Differentially methylated regions (DMRs) were identified using a chromosome-wide or gene-wise approach. Gene-wise DMRs were identified using the filterDMRs function in DMRcaller, for each chromosome independently. Specifically, regions evaluated were restricted to genes (Rnor 6.0.88) that had some overlap with the Methyl-Seq target regions (following liftOver conversion from rn4 to rn6 coordinates). Two chromosomes (chrY and chrM) had no targeted regions, therefore all genes on these chromosomes were evaluated. Default methods (noise filter method with a window size of 100 bp with a triangular kernel function) were used, with the score test for statistical significance, followed by (default) adjustment for multiple testing using the Benjamini and Hochberg method.
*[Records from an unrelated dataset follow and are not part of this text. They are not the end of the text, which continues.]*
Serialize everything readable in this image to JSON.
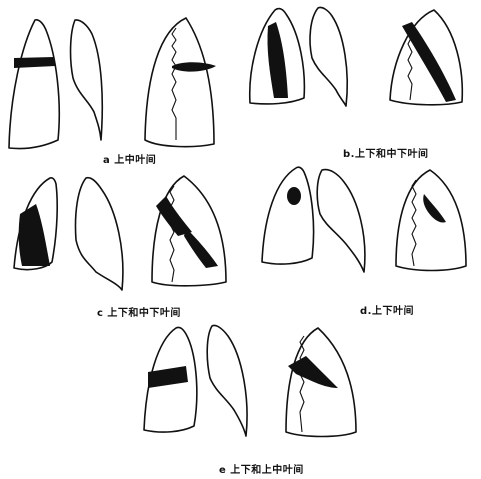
{
  "figures": [
    {
      "id": "a",
      "caption": "a 上中叶间"
    },
    {
      "id": "b",
      "caption": "b.上下和中下叶间"
    },
    {
      "id": "c",
      "caption": "c 上下和中下叶间"
    },
    {
      "id": "d",
      "caption": "d.上下叶间"
    },
    {
      "id": "e",
      "caption": "e 上下和上中叶间"
    }
  ],
  "colors": {
    "ink": "#111111",
    "paper": "#ffffff"
  }
}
Genes were examined if it contained at least 1 CG site, with minimum of 10 reads per treatment group and a minimum difference in methylation of 1% (the proportion of reads with a methylated CG differed between groups by at least 1%). DMRs less than 200 bp apart were then merged, with respect given to direction of change. Statistically significant DMRs (padj < 0.01) were then visualized using the plot Local Methylation Profile function, using a region ± 5 Kbp around the DMR. Again, default methods were used, however with a window size of 1000 for smoothing. Similarly, chromosome-wide DMRs were identified using the compute DMRs function, for each chromosome independently. Default methods (noise filter method with a window size of 100 bp with a triangular kernel function) were used, again with the score test for statistical significance and correction for multiple testing as above. Statistically significant DMRs (padj < 0.001; DMRs with gene overlap within 1000 bp up/downstream of the DMR) were then visualized as above.
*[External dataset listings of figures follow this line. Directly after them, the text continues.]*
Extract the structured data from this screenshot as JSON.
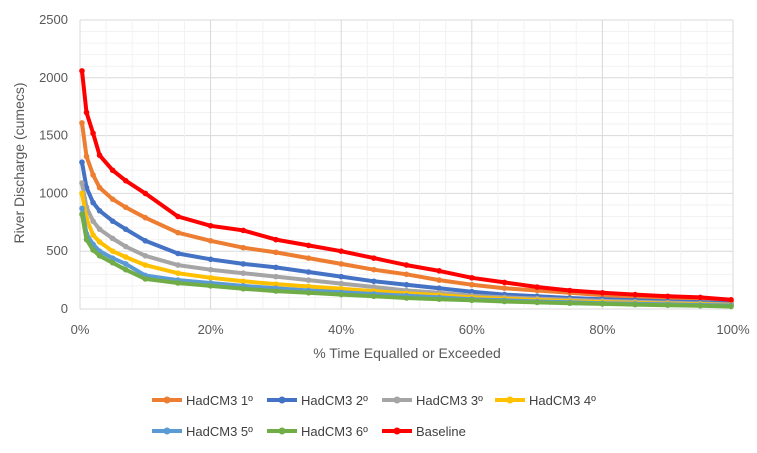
{
  "chart_data": {
    "type": "line",
    "title": "",
    "xlabel": "% Time Equalled or Exceeded",
    "ylabel": "River Discharge (cumecs)",
    "xlim": [
      0,
      100
    ],
    "ylim": [
      0,
      2500
    ],
    "x_ticks": [
      "0%",
      "20%",
      "40%",
      "60%",
      "80%",
      "100%"
    ],
    "y_ticks": [
      "0",
      "500",
      "1000",
      "1500",
      "2000",
      "2500"
    ],
    "grid": true,
    "legend_position": "bottom",
    "x": [
      0.3,
      1,
      2,
      3,
      5,
      7,
      10,
      15,
      20,
      25,
      30,
      35,
      40,
      45,
      50,
      55,
      60,
      65,
      70,
      75,
      80,
      85,
      90,
      95,
      99.7
    ],
    "series": [
      {
        "name": "HadCM3 1º",
        "color": "#ED7D31",
        "values": [
          1610,
          1320,
          1160,
          1050,
          950,
          880,
          790,
          660,
          590,
          530,
          490,
          440,
          390,
          340,
          300,
          250,
          210,
          180,
          160,
          140,
          120,
          105,
          90,
          80,
          70
        ]
      },
      {
        "name": "HadCM3 2º",
        "color": "#4472C4",
        "values": [
          1270,
          1050,
          920,
          850,
          760,
          690,
          590,
          480,
          430,
          390,
          360,
          320,
          280,
          240,
          210,
          180,
          150,
          125,
          110,
          95,
          85,
          75,
          65,
          58,
          50
        ]
      },
      {
        "name": "HadCM3 3º",
        "color": "#A5A5A5",
        "values": [
          1090,
          880,
          760,
          690,
          610,
          540,
          460,
          380,
          340,
          310,
          280,
          250,
          220,
          190,
          160,
          140,
          115,
          100,
          90,
          80,
          70,
          62,
          55,
          48,
          40
        ]
      },
      {
        "name": "HadCM3 4º",
        "color": "#FFC000",
        "values": [
          1000,
          780,
          640,
          580,
          500,
          450,
          380,
          310,
          270,
          240,
          215,
          195,
          175,
          155,
          135,
          120,
          100,
          88,
          78,
          68,
          60,
          53,
          47,
          42,
          35
        ]
      },
      {
        "name": "HadCM3 5º",
        "color": "#5B9BD5",
        "values": [
          870,
          650,
          560,
          500,
          440,
          390,
          290,
          250,
          225,
          200,
          180,
          160,
          145,
          130,
          115,
          100,
          85,
          75,
          65,
          58,
          50,
          45,
          40,
          35,
          30
        ]
      },
      {
        "name": "HadCM3 6º",
        "color": "#70AD47",
        "values": [
          820,
          600,
          510,
          460,
          400,
          340,
          260,
          225,
          200,
          175,
          155,
          140,
          125,
          110,
          95,
          85,
          75,
          65,
          57,
          50,
          44,
          38,
          33,
          28,
          22
        ]
      },
      {
        "name": "Baseline",
        "color": "#FF0000",
        "values": [
          2060,
          1700,
          1520,
          1330,
          1200,
          1110,
          1000,
          800,
          720,
          680,
          600,
          550,
          500,
          440,
          380,
          330,
          270,
          230,
          190,
          160,
          140,
          125,
          110,
          100,
          80
        ]
      }
    ]
  }
}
Pathway analysis was performed using those genes with either increased or decreased methylation in the TCDD-exposed lineage relative to the control lineage (up- and down- methylated genes analysed separately). Pathway analysis was performed using gProfileR (v0.6.1) for R, using the rnorvegicus ‘GO’ database, with a minimum overlap of 1 gene, and application of false discovery rate adjustment for multiple testing.

Global DNA methylation status determination

Global DNA methylation status was determined in the liver and testis of F3 generation rats by colorimetric MethylFlash™ Methylated DNA Quantification Kit (Epigentek, Farmingdale, NY) according to the manufacturer’s instructions.